Joal : rentré d’émigration sans le sou, il menace sa famille avec un couteau
Après une dizaine d’années passées à l’étranger, M. S. Dior est rentré au Sénégal dans une situation financière difficile. Convaincu d’avoir trop sacrifié pour les siens sans obtenir la reconnaissance escomptée, il a fini par transformer son ressentiment en menaces, jusqu’à s’armer d’un couteau et tenter de mettre le feu à la maison familiale.. Après une dizaine d’années d’émigration, M. S. Dior est revenu à Joal sans ressources, avec le sentiment d’avoir tout donné pour sa famille. Selon lui, il aurait notamment construit une maison pour les siens et assumé pendant plusieurs années une partie de leurs besoins. Mais, à ses yeux, les sacrifices consentis n’ont pas été reconnus à leur juste valeur.
Peu à peu, le malaise s’est transformé en conflit familial. Les injures deviennent récurrentes. Dans ses emportements, M. S. Dior n’épargne même plus ses parents, pourtant âgés. La situation franchit un seuil inquiétant le 23 juillet dernier.

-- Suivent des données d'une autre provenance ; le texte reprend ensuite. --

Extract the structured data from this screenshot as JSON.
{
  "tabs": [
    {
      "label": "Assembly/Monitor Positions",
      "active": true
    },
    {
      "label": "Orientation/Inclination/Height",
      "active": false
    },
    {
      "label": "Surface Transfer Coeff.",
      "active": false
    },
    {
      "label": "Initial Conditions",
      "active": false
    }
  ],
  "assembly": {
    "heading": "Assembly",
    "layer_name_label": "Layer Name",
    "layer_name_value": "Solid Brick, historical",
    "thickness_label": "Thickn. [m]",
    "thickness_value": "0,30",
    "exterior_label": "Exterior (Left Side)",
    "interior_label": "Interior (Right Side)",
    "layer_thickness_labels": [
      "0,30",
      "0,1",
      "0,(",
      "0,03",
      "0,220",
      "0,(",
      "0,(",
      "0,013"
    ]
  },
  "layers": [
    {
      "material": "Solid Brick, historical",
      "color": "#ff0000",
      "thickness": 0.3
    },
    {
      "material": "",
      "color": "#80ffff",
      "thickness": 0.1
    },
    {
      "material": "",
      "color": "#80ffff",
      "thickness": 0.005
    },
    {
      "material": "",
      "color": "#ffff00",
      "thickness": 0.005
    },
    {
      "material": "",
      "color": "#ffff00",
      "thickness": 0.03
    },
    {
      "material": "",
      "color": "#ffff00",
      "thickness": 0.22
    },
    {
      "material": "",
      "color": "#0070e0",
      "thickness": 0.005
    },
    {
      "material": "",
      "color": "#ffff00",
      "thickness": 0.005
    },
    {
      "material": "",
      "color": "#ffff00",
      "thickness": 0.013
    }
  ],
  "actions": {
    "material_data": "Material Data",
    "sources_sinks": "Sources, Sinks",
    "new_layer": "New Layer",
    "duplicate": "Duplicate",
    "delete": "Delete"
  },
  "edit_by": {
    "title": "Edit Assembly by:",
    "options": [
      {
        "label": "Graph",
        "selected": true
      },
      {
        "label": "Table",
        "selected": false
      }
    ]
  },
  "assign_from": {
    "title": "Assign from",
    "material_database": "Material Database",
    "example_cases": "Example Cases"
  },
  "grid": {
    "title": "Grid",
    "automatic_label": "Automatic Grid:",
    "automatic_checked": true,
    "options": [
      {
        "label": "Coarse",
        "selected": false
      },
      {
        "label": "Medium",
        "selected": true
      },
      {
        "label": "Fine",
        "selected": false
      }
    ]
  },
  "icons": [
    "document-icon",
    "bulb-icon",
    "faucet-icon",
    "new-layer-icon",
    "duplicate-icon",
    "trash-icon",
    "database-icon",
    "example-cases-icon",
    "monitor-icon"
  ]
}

Ce matin-là, au réveil, l’émigré rentré au bercail s’empare d’un couteau. Hors de lui, il menace de s’en prendre à plusieurs membres de sa famille. Dans sa furie, il s’attaque au séchoir où sa belle-sœur venait d’étendre ses vêtements et le sectionne. Il tente ensuite de mettre de l’essence sur les lieux, avec le projet d’embraser les habits et la maison.
Face à la gravité de la situation, le chef de famille alerte la gendarmerie. L’intervention rapide des hommes en bleu permet d’éviter le pire. M. S. Dior est interpellé avant d’être placé sous mandat de dépôt à la Maison d’arrêt et de correction de Mbour.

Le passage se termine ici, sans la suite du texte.